# Doofe Frage, Lebenserwartung Asynchronmotor



## jackjones (9 Februar 2009)

Hallo,

mir wurde eine sehr doofe Frage gestellt, auf die ich nicht sofort antworten konnte.

Wie hoch ist die Lebensdauer eines Drehstrom Asynchronmotors, welcher mit Nennbelastung, oder weniger gefahren wird. Das ganze über einen FU (MoviMot).
Ist mir etwas zu peinlich damit bei SEW an zu rufen ;-)

eigentlich können ja nur die Lager oder das Getriebe verschleissen, oder was denkt Ihr?


----------



## SPS-Fuzzi (9 Februar 2009)

Hallo jackjones, 

standardmäßig geht man von 20.000 h aus, wenn der Motor nur bei der angegebenen Umgebungstemperatur eingesetzt wird (im Normalfall bis 40°C). 

Gruß SPS-Fuzzi


----------



## jackjones (9 Februar 2009)

Hallo, und vielen Dank für deine Aussage! Hilft mir weiter!
Schönen Feierabend


----------



## MSB (9 Februar 2009)

ca. 2,5 Jahre Dauerbetrieb finde ich aber eine sehr pessimistische Sichtweise...


----------



## SPS-Fuzzi (10 Februar 2009)

Hallo !

Das hat mit Pessimismus nichts zu tun, bei der Komponentenauslegung (Lager, Wellendichtringe, Kunststoffe, ...) müssen alle eingesetzten Komponenten eben rein rechnerisch mindestens 20.000h halten. 
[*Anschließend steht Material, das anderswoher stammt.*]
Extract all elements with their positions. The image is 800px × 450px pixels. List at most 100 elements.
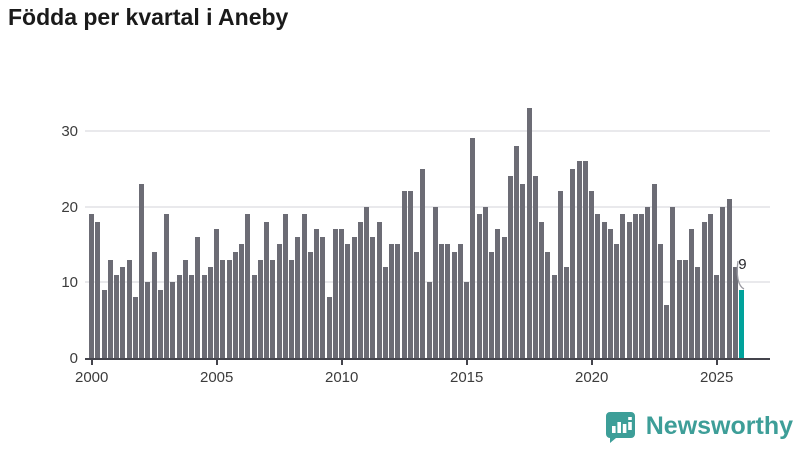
bar <box>682 259 688 358</box>
bar <box>95 221 101 358</box>
bar <box>657 244 663 358</box>
bar <box>214 229 220 358</box>
bar <box>514 146 520 358</box>
bar <box>201 274 207 358</box>
y-axis-label-30: 30 <box>61 122 78 140</box>
bar <box>526 108 532 358</box>
bar <box>295 236 301 358</box>
bar <box>551 274 557 358</box>
last-value-annotation: 9 <box>738 255 747 273</box>
mini-bar-1 <box>611 426 616 433</box>
bar <box>320 236 326 358</box>
bar <box>570 168 576 358</box>
bar <box>576 161 582 358</box>
bar <box>301 214 307 358</box>
bar <box>620 214 626 358</box>
bar <box>420 168 426 358</box>
x-axis-line <box>85 358 770 360</box>
bar <box>632 214 638 358</box>
bar <box>270 259 276 358</box>
bar <box>89 214 95 358</box>
bar <box>582 161 588 358</box>
mini-bar-exclamation <box>627 422 632 430</box>
highlighted-bar <box>739 289 745 358</box>
bar <box>314 229 320 358</box>
x-axis-tick-2010 <box>340 360 343 365</box>
bar <box>664 305 670 358</box>
mini-bar-3 <box>622 424 627 433</box>
bar <box>564 267 570 358</box>
bar <box>170 282 176 358</box>
bar <box>539 221 545 358</box>
bar <box>689 229 695 358</box>
y-axis-label-0: 0 <box>69 350 78 367</box>
bar <box>182 259 188 358</box>
bar <box>114 274 120 358</box>
bar <box>501 236 507 358</box>
annotation-connector-curve <box>736 260 745 290</box>
bar <box>382 267 388 358</box>
bar <box>395 244 401 358</box>
bar <box>145 282 151 358</box>
bar <box>701 221 707 358</box>
bar <box>426 282 432 358</box>
bar <box>601 221 607 358</box>
bar <box>595 214 601 358</box>
bar <box>457 244 463 358</box>
bar <box>257 259 263 358</box>
bar <box>326 297 332 358</box>
x-axis-label-2020: 2020 <box>575 369 609 386</box>
bar <box>276 244 282 358</box>
newsworthy-logo-text: Newsworthy <box>645 412 793 440</box>
bar <box>126 259 132 358</box>
bar <box>489 252 495 358</box>
bar <box>470 138 476 358</box>
gridline-y-20 <box>85 205 770 208</box>
bar <box>389 244 395 358</box>
bar <box>520 183 526 358</box>
bar <box>251 274 257 358</box>
gridline-y-30 <box>85 129 770 132</box>
bar <box>176 274 182 358</box>
bar <box>289 259 295 358</box>
newsworthy-logo-icon <box>605 412 635 443</box>
bar <box>720 206 726 358</box>
bar <box>245 214 251 358</box>
x-axis-tick-2020 <box>590 360 593 365</box>
bar <box>345 244 351 358</box>
bar <box>364 206 370 358</box>
bar <box>120 267 126 358</box>
bar <box>339 229 345 358</box>
x-axis-tick-2015 <box>465 360 468 365</box>
bar <box>207 267 213 358</box>
bar <box>695 267 701 358</box>
bar <box>195 236 201 358</box>
bar <box>482 206 488 358</box>
x-axis-tick-2025 <box>715 360 718 365</box>
bar <box>332 229 338 358</box>
bar <box>732 267 738 358</box>
bar <box>676 259 682 358</box>
mini-bar-2 <box>617 422 621 433</box>
bar <box>532 176 538 358</box>
bar <box>651 183 657 358</box>
bar <box>626 221 632 358</box>
bar <box>707 214 713 358</box>
bar <box>545 252 551 358</box>
bar <box>139 183 145 358</box>
mini-bar-exclamation-dot <box>627 417 632 420</box>
bar <box>432 206 438 358</box>
bar <box>445 244 451 358</box>
x-axis-tick-2000 <box>90 360 93 365</box>
x-axis-label-2015: 2015 <box>450 369 484 386</box>
bar <box>645 206 651 358</box>
bar <box>670 206 676 358</box>
y-axis-label-20: 20 <box>61 198 78 216</box>
bar <box>351 236 357 358</box>
x-axis-tick-2005 <box>215 360 218 365</box>
x-axis-label-2000: 2000 <box>75 369 109 386</box>
bar <box>451 252 457 358</box>
bar <box>726 199 732 358</box>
Dies trifft natürlich nur für Katalogantriebe zu, im Einzelfall können selbstverständlich durch Wahl besserer Komponenten wesentlich höhere Betriebsdauern erreicht werden. 

Und es ist ja auch nicht so, dass ein Kugellager ausfällt, wenn 20.001 h erreicht sind, da sind logischerweise überall noch Sicherheiten eingeplant. Und so verwundert es auch nicht, wenn Motoren mit errechneter Betriebsdauer 20.000h dann mal 8 oder 10 Jahre Dauerbetrieb durchstehen. Ich weiss das aber auch nur weil ich bei einem Motoren- und Getriebehersteller beschäftigt war. 

Gruß SPS-Fuzzi


----------



## Superkater (10 Februar 2009)

Hallo,
wenn die Async-Motoren ca. 20% unter dem Nennlastwert ausgelegt sind und die Umgebungstemperatur nicht über 40 Cel liegt, dann sind bei SEW meist nur die Lager der Bauteil mit den kürzesten Lebensstunden.

Wir haben Lager mit hunderten SEW Async Motoren ausgerüstet, und die laufen noch nach 15 Jahren im 2 Schichtbetrieb.

Bei billigen italienischen Motoren sieht das ganze anders aus. die sterben bei uns schon in der Garantiezeit nach 2 Jahren. Deswegen schwenken wir jetzt wieder zu SEW zurück.

Gruß aus Graz


----------